As you can see, everything is in the actor script, aside from the bare essential modules like the Perlin noise generator and the Tensor data structure I’m using to store voxels.

Next point:

This can also be a problem if it wasn’t already. You’re not supposed to use task.wait in desynchronized threads, because by definition it will just involuntarily put the thread back in synchronized mode, because of how the task scheduler works. If your parallelized code depends on task.wait to function, then I’m afraid you have to rewrite it so that it doesn’t.

@ClientCooldown also has a good point; you should minimize changing the synchronization state of the threads as that can be a big bottleneck in your code.
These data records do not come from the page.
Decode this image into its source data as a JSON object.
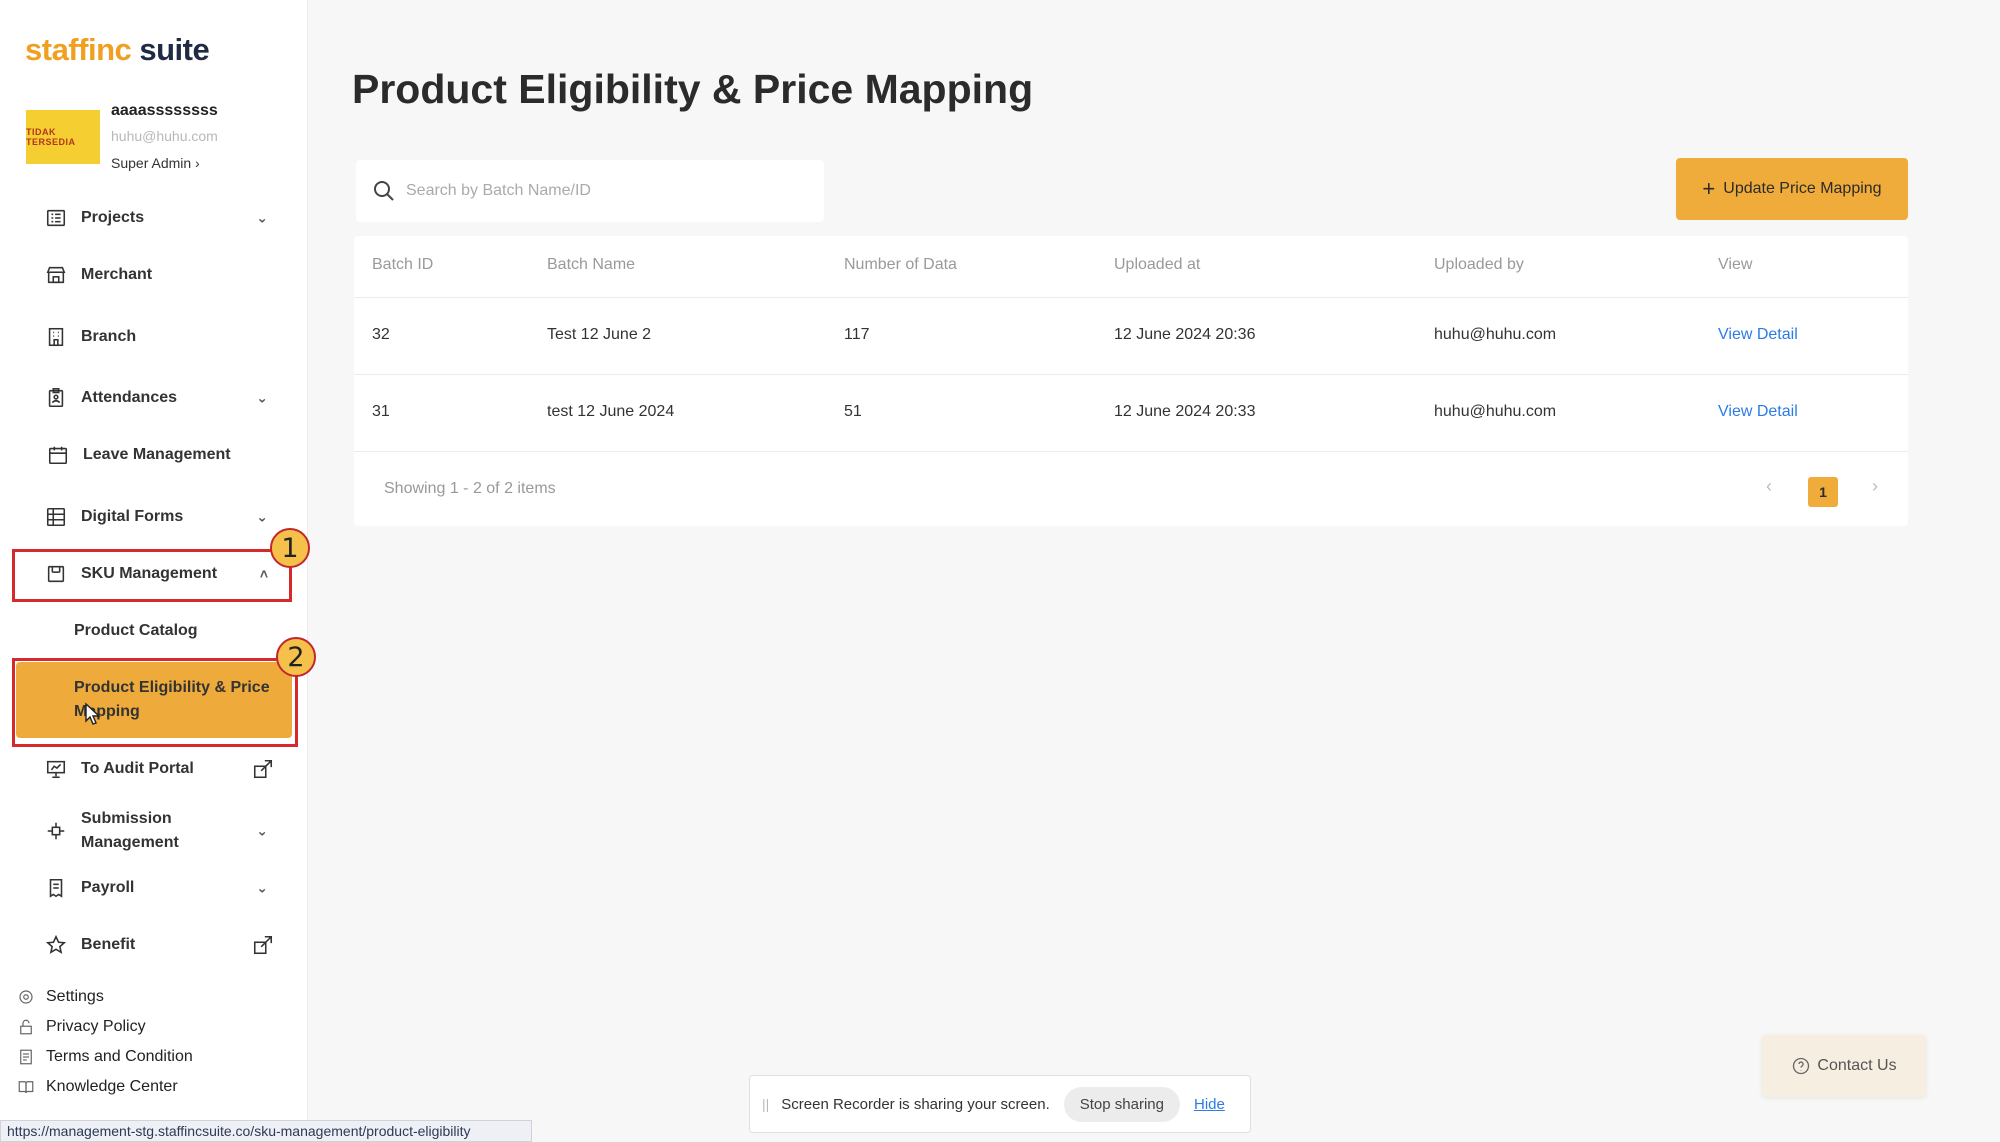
{
  "app": {
    "logo_part1": "staffinc",
    "logo_part2": " suite"
  },
  "profile": {
    "name": "aaaassssssss",
    "email": "huhu@huhu.com",
    "role": "Super Admin ›",
    "avatar_text": "TIDAK TERSEDIA"
  },
  "sidebar": {
    "items": [
      {
        "label": "Projects",
        "icon": "grid-list-icon"
      },
      {
        "label": "Merchant",
        "icon": "store-icon"
      },
      {
        "label": "Branch",
        "icon": "building-icon"
      },
      {
        "label": "Attendances",
        "icon": "clipboard-person-icon"
      },
      {
        "label": "Leave Management",
        "icon": "calendar-icon"
      },
      {
        "label": "Digital Forms",
        "icon": "form-grid-icon"
      },
      {
        "label": "SKU Management",
        "icon": "box-icon"
      },
      {
        "label": "Product Catalog"
      },
      {
        "label": "Product Eligibility & Price Mapping"
      },
      {
        "label": "To Audit Portal",
        "icon": "presentation-icon"
      },
      {
        "label": "Submission Management",
        "icon": "flow-icon"
      },
      {
        "label": "Payroll",
        "icon": "receipt-icon"
      },
      {
        "label": "Benefit",
        "icon": "star-icon"
      }
    ],
    "footer": [
      {
        "label": "Settings",
        "icon": "gear-icon"
      },
      {
        "label": "Privacy Policy",
        "icon": "lock-icon"
      },
      {
        "label": "Terms and Condition",
        "icon": "document-icon"
      },
      {
        "label": "Knowledge Center",
        "icon": "book-icon"
      }
    ]
  },
  "annotations": {
    "badge1": "1",
    "badge2": "2"
  },
  "main": {
    "title": "Product Eligibility & Price Mapping",
    "search_placeholder": "Search by Batch Name/ID",
    "update_button": "Update Price Mapping",
    "table": {
      "headers": [
        "Batch ID",
        "Batch Name",
        "Number of Data",
        "Uploaded at",
        "Uploaded by",
        "View"
      ],
      "rows": [
        {
          "batch_id": "32",
          "batch_name": "Test 12 June 2",
          "count": "117",
          "uploaded_at": "12 June 2024 20:36",
          "uploaded_by": "huhu@huhu.com",
          "view": "View Detail"
        },
        {
          "batch_id": "31",
          "batch_name": "test 12 June 2024",
          "count": "51",
          "uploaded_at": "12 June 2024 20:33",
          "uploaded_by": "huhu@huhu.com",
          "view": "View Detail"
        }
      ]
    },
    "showing": "Showing 1 - 2 of 2 items",
    "page": "1"
  },
  "share_bar": {
    "message": "Screen Recorder is sharing your screen.",
    "stop": "Stop sharing",
    "hide": "Hide"
  },
  "contact": "Contact Us",
  "status_url": "https://management-stg.staffincsuite.co/sku-management/product-eligibility",
  "colors": {
    "accent": "#f0ac3a",
    "link": "#2c7be5",
    "annotation": "#d52a2a"
  }
}
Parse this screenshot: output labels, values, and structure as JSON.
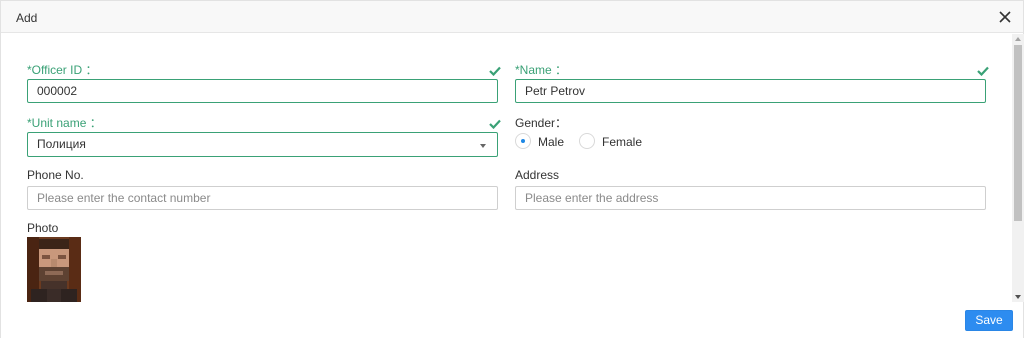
{
  "dialog": {
    "title": "Add",
    "close_icon": "close-icon"
  },
  "form": {
    "officer_id": {
      "label": "Officer ID",
      "colon": "：",
      "required_mark": "*",
      "value": "000002",
      "status_icon": "check-icon"
    },
    "name": {
      "label": "Name",
      "colon": "：",
      "required_mark": "*",
      "value": "Petr Petrov",
      "status_icon": "check-icon"
    },
    "unit_name": {
      "label": "Unit name",
      "colon": "：",
      "required_mark": "*",
      "value": "Полиция",
      "status_icon": "check-icon"
    },
    "gender": {
      "label": "Gender：",
      "options": [
        "Male",
        "Female"
      ],
      "selected": "Male"
    },
    "phone": {
      "label": "Phone No.",
      "placeholder": "Please enter the contact number",
      "value": ""
    },
    "address": {
      "label": "Address",
      "placeholder": "Please enter the address",
      "value": ""
    },
    "photo": {
      "label": "Photo"
    }
  },
  "footer": {
    "save_label": "Save"
  },
  "colors": {
    "valid": "#3aa176",
    "primary": "#2d8cf0",
    "header_bg": "#f8f8f8"
  }
}
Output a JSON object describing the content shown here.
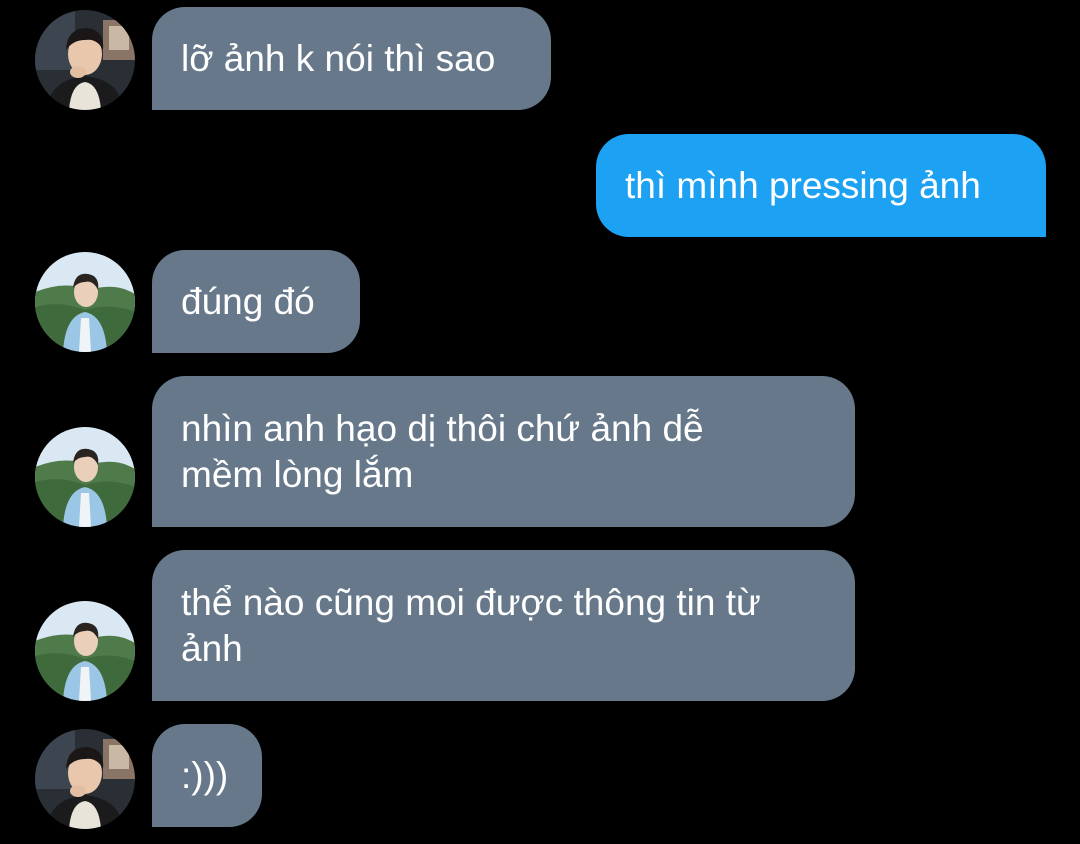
{
  "conversation": {
    "messages": [
      {
        "sender": "contact",
        "avatar": "person-indoor-avatar",
        "lines": [
          "lỡ ảnh k nói thì sao"
        ]
      },
      {
        "sender": "me",
        "lines": [
          "thì mình pressing ảnh"
        ]
      },
      {
        "sender": "contact",
        "avatar": "person-outdoor-avatar",
        "lines": [
          "đúng đó"
        ]
      },
      {
        "sender": "contact",
        "avatar": "person-outdoor-avatar",
        "lines": [
          "nhìn anh hạo dị thôi chứ ảnh dễ",
          "mềm lòng lắm"
        ]
      },
      {
        "sender": "contact",
        "avatar": "person-outdoor-avatar",
        "lines": [
          "thể nào cũng moi được thông tin từ",
          "ảnh"
        ]
      },
      {
        "sender": "contact",
        "avatar": "person-indoor-avatar",
        "lines": [
          ":)))"
        ]
      }
    ]
  },
  "colors": {
    "background": "#000000",
    "incoming_bubble": "#66788a",
    "outgoing_bubble": "#1da1f2",
    "text": "#ffffff"
  }
}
Perform all the parallel tasks together at the same time, temporarily store their results, and then resynchronize the thread and do what you need to do in serial.

3 Likes

I’m running it on the server so I have a limited microprofiler, but from what I remember around debbuging a few days ago, there was only one process layer that said 12 Scripts (or something like that), and I had 12 actors so I assumed it was that, but Ill look again tommorrow and tell you

I’ve fixed this, and removed all task.waits from my code

I’ve added all of the code inside the module script and my perlin noise module, but it seems to perform the same, note that each actor had a independent module script, so they are not sharing the same module script, but I still decided to try the usual way

I tried to implement this, Im not sure if I did it correctly, but I will send tommorrow the new code and the microprofiler from the server. Thank you for your help!